Mixed by Thomas Moreau (Head of Training @ Whatever) in Enterprise search, Trends
August
An article originally posted on Alt Search Engines
“The more razzle dazzle you slap on a key word indexing system, the more storage, bandwidth, CPU cycles, and plumbing you will need. The way key word indexing can bring an older Pentium computer to it knees when it runs Google Desktop Search or another “free” desktop search system provides a real-life example of how search usurps resources. Even the simplest keyword indexing requires a large part of a computer’s resources when indexes are updated and rebuilt. The more users and the more content you process, the more plumbing you need. When you slap on additional content processing, you are in a poker game that you cannot win. The computational odds are stacked against you. The fix is to process less content or turn off features. Believe me, even the big guys do this. Google and Microsoft, for example, have priorities for their indexing.”

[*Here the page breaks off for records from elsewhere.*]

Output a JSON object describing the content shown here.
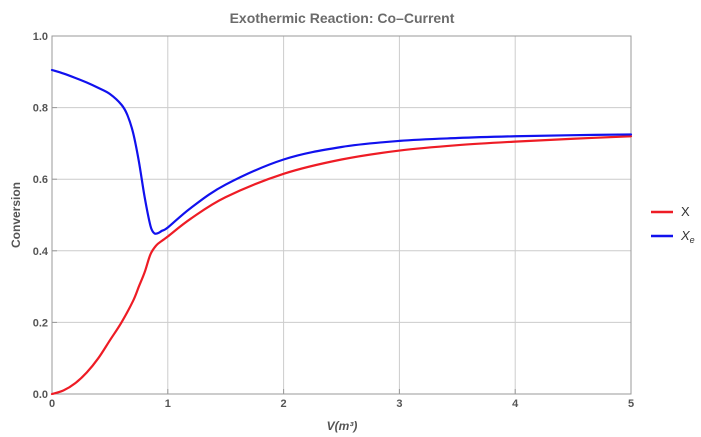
{
  "chart_data": {
    "type": "line",
    "title": "Exothermic Reaction: Co–Current",
    "xlabel": "V(m³)",
    "ylabel": "Conversion",
    "xlim": [
      0,
      5
    ],
    "ylim": [
      0,
      1.0
    ],
    "x_ticks": [
      "0",
      "1",
      "2",
      "3",
      "4",
      "5"
    ],
    "y_ticks": [
      "0.0",
      "0.2",
      "0.4",
      "0.6",
      "0.8",
      "1.0"
    ],
    "grid": true,
    "legend": "right",
    "series": [
      {
        "name": "X",
        "color": "#ee1c25",
        "x": [
          0,
          0.1,
          0.2,
          0.3,
          0.4,
          0.5,
          0.6,
          0.7,
          0.75,
          0.8,
          0.85,
          0.9,
          0.95,
          1.0,
          1.2,
          1.5,
          2.0,
          2.5,
          3.0,
          3.5,
          4.0,
          4.5,
          5.0
        ],
        "y": [
          0.0,
          0.01,
          0.03,
          0.06,
          0.1,
          0.15,
          0.2,
          0.26,
          0.3,
          0.34,
          0.39,
          0.415,
          0.428,
          0.44,
          0.49,
          0.55,
          0.615,
          0.655,
          0.68,
          0.695,
          0.705,
          0.713,
          0.72
        ]
      },
      {
        "name": "X_e",
        "color": "#1111ee",
        "x": [
          0,
          0.1,
          0.2,
          0.3,
          0.4,
          0.5,
          0.6,
          0.65,
          0.7,
          0.75,
          0.8,
          0.85,
          0.88,
          0.9,
          0.92,
          0.95,
          1.0,
          1.2,
          1.5,
          2.0,
          2.5,
          3.0,
          3.5,
          4.0,
          4.5,
          5.0
        ],
        "y": [
          0.905,
          0.895,
          0.883,
          0.87,
          0.855,
          0.838,
          0.808,
          0.78,
          0.73,
          0.65,
          0.55,
          0.47,
          0.45,
          0.448,
          0.45,
          0.456,
          0.465,
          0.52,
          0.585,
          0.655,
          0.69,
          0.707,
          0.715,
          0.72,
          0.723,
          0.725
        ]
      }
    ]
  }
}
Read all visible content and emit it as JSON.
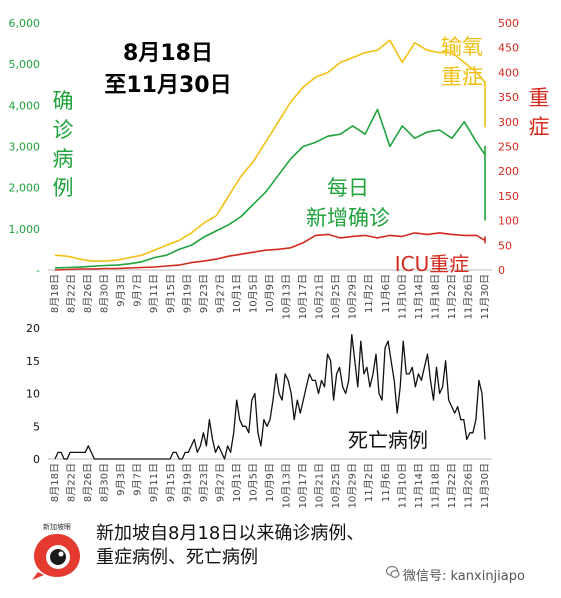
{
  "colors": {
    "confirmed": "#20a23c",
    "oxygen": "#f3c012",
    "icu": "#d42a1e",
    "deaths": "#111111",
    "tick_text": "#444444"
  },
  "chart_data": [
    {
      "type": "line",
      "annotations": {
        "date_range_line1": "8月18日",
        "date_range_line2": "至11月30日",
        "left_series_label": [
          "确",
          "诊",
          "病",
          "例"
        ],
        "right_axis_label": [
          "重",
          "症"
        ],
        "oxygen_label": [
          "输氧",
          "重症"
        ],
        "confirmed_label": [
          "每日",
          "新增确诊"
        ],
        "icu_label": "ICU重症"
      },
      "y_left": {
        "range": [
          0,
          6000
        ],
        "ticks": [
          "6,000",
          "5,000",
          "4,000",
          "3,000",
          "2,000",
          "1,000",
          "-"
        ],
        "tick_values": [
          6000,
          5000,
          4000,
          3000,
          2000,
          1000,
          0
        ]
      },
      "y_right": {
        "range": [
          0,
          500
        ],
        "ticks": [
          "500",
          "450",
          "400",
          "350",
          "300",
          "250",
          "200",
          "150",
          "100",
          "50",
          "0"
        ],
        "tick_values": [
          500,
          450,
          400,
          350,
          300,
          250,
          200,
          150,
          100,
          50,
          0
        ]
      },
      "x_tick_labels": [
        "8月18日",
        "8月22日",
        "8月26日",
        "8月30日",
        "9月3日",
        "9月7日",
        "9月11日",
        "9月15日",
        "9月19日",
        "9月23日",
        "9月27日",
        "10月1日",
        "10月5日",
        "10月9日",
        "10月13日",
        "10月17日",
        "10月21日",
        "10月25日",
        "10月29日",
        "11月2日",
        "11月6日",
        "11月10日",
        "11月14日",
        "11月18日",
        "11月22日",
        "11月26日",
        "11月30日"
      ],
      "series": [
        {
          "axis": "left",
          "color": "confirmed",
          "x_start": "8月18日",
          "step_days": 3,
          "values": [
            50,
            60,
            70,
            90,
            110,
            120,
            150,
            200,
            300,
            360,
            500,
            600,
            800,
            950,
            1100,
            1300,
            1600,
            1900,
            2300,
            2700,
            3000,
            3100,
            3250,
            3300,
            3500,
            3300,
            3900,
            3000,
            3500,
            3200,
            3350,
            3400,
            3200,
            3600,
            3100,
            2800,
            3000,
            2800,
            2400,
            1200
          ]
        },
        {
          "axis": "right",
          "color": "oxygen",
          "x_start": "8月18日",
          "step_days": 3,
          "values": [
            30,
            28,
            22,
            18,
            18,
            20,
            25,
            30,
            40,
            50,
            60,
            75,
            95,
            110,
            150,
            190,
            220,
            260,
            300,
            340,
            370,
            390,
            400,
            420,
            430,
            440,
            445,
            465,
            420,
            460,
            445,
            440,
            440,
            420,
            400,
            380,
            330,
            300,
            290,
            295
          ]
        },
        {
          "axis": "right",
          "color": "icu",
          "x_start": "8月18日",
          "step_days": 3,
          "values": [
            0,
            1,
            2,
            2,
            3,
            3,
            4,
            5,
            6,
            8,
            10,
            15,
            18,
            22,
            28,
            32,
            36,
            40,
            42,
            45,
            55,
            70,
            72,
            65,
            68,
            70,
            65,
            70,
            68,
            75,
            72,
            75,
            72,
            70,
            70,
            60,
            62,
            55,
            65,
            68
          ]
        }
      ]
    },
    {
      "type": "line",
      "annotations": {
        "series_label": "死亡病例"
      },
      "y": {
        "range": [
          0,
          20
        ],
        "ticks": [
          "20",
          "15",
          "10",
          "5",
          "0"
        ],
        "tick_values": [
          20,
          15,
          10,
          5,
          0
        ]
      },
      "x_tick_labels": [
        "8月18日",
        "8月22日",
        "8月26日",
        "8月30日",
        "9月3日",
        "9月7日",
        "9月11日",
        "9月15日",
        "9月19日",
        "9月23日",
        "9月27日",
        "10月1日",
        "10月5日",
        "10月9日",
        "10月13日",
        "10月17日",
        "10月21日",
        "10月25日",
        "10月29日",
        "11月2日",
        "11月6日",
        "11月10日",
        "11月14日",
        "11月18日",
        "11月22日",
        "11月26日",
        "11月30日"
      ],
      "series": [
        {
          "color": "deaths",
          "x_start": "8月18日",
          "step_days": 1,
          "values": [
            0,
            1,
            1,
            0,
            0,
            1,
            1,
            1,
            1,
            1,
            1,
            2,
            1,
            0,
            0,
            0,
            0,
            0,
            0,
            0,
            0,
            0,
            0,
            0,
            0,
            0,
            0,
            0,
            0,
            0,
            0,
            0,
            0,
            0,
            0,
            0,
            0,
            0,
            0,
            1,
            1,
            0,
            0,
            1,
            1,
            2,
            3,
            1,
            2,
            4,
            2,
            6,
            3,
            1,
            2,
            1,
            0,
            2,
            1,
            4,
            9,
            6,
            5,
            5,
            4,
            9,
            10,
            4,
            2,
            6,
            5,
            6,
            9,
            13,
            10,
            9,
            13,
            12,
            10,
            6,
            9,
            7,
            9,
            11,
            13,
            12,
            12,
            10,
            12,
            11,
            16,
            15,
            9,
            13,
            14,
            11,
            10,
            12,
            19,
            15,
            11,
            18,
            13,
            14,
            11,
            13,
            16,
            10,
            9,
            17,
            18,
            15,
            12,
            7,
            11,
            18,
            13,
            13,
            14,
            11,
            13,
            12,
            14,
            16,
            12,
            9,
            14,
            10,
            11,
            15,
            9,
            8,
            7,
            8,
            6,
            6,
            3,
            4,
            4,
            6,
            12,
            10,
            3
          ]
        }
      ]
    }
  ],
  "footer": {
    "caption_line1": "新加坡自8月18日以来确诊病例、",
    "caption_line2": "重症病例、死亡病例",
    "logo_text": "新加坡眼",
    "watermark": "微信号: kanxinjiapo"
  }
}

Read the full article at altsearchengines.com
In my opinion…
Very interesting (but not that optimistic) post from Stephen E. Arnold about Search and its (no) future.
Though we might agree on some points, we believe in the future of enterprise search (I suppose you had guessed it).
I chose this extract just to say that indeed, search tools should have to process less content. And considering the enterprise as a community, the content itself should be defined by the end-users themselves. They know what is valuable. They have expertise. They should be able to share only what they think might be relevant to others. This, in my opinion, could be the fix. Sharing and indexing only what is valuable. ‘Turn up the signal, wipe out the noise’.
This would also reduce users’ dissatisfaction, and increase their engagement.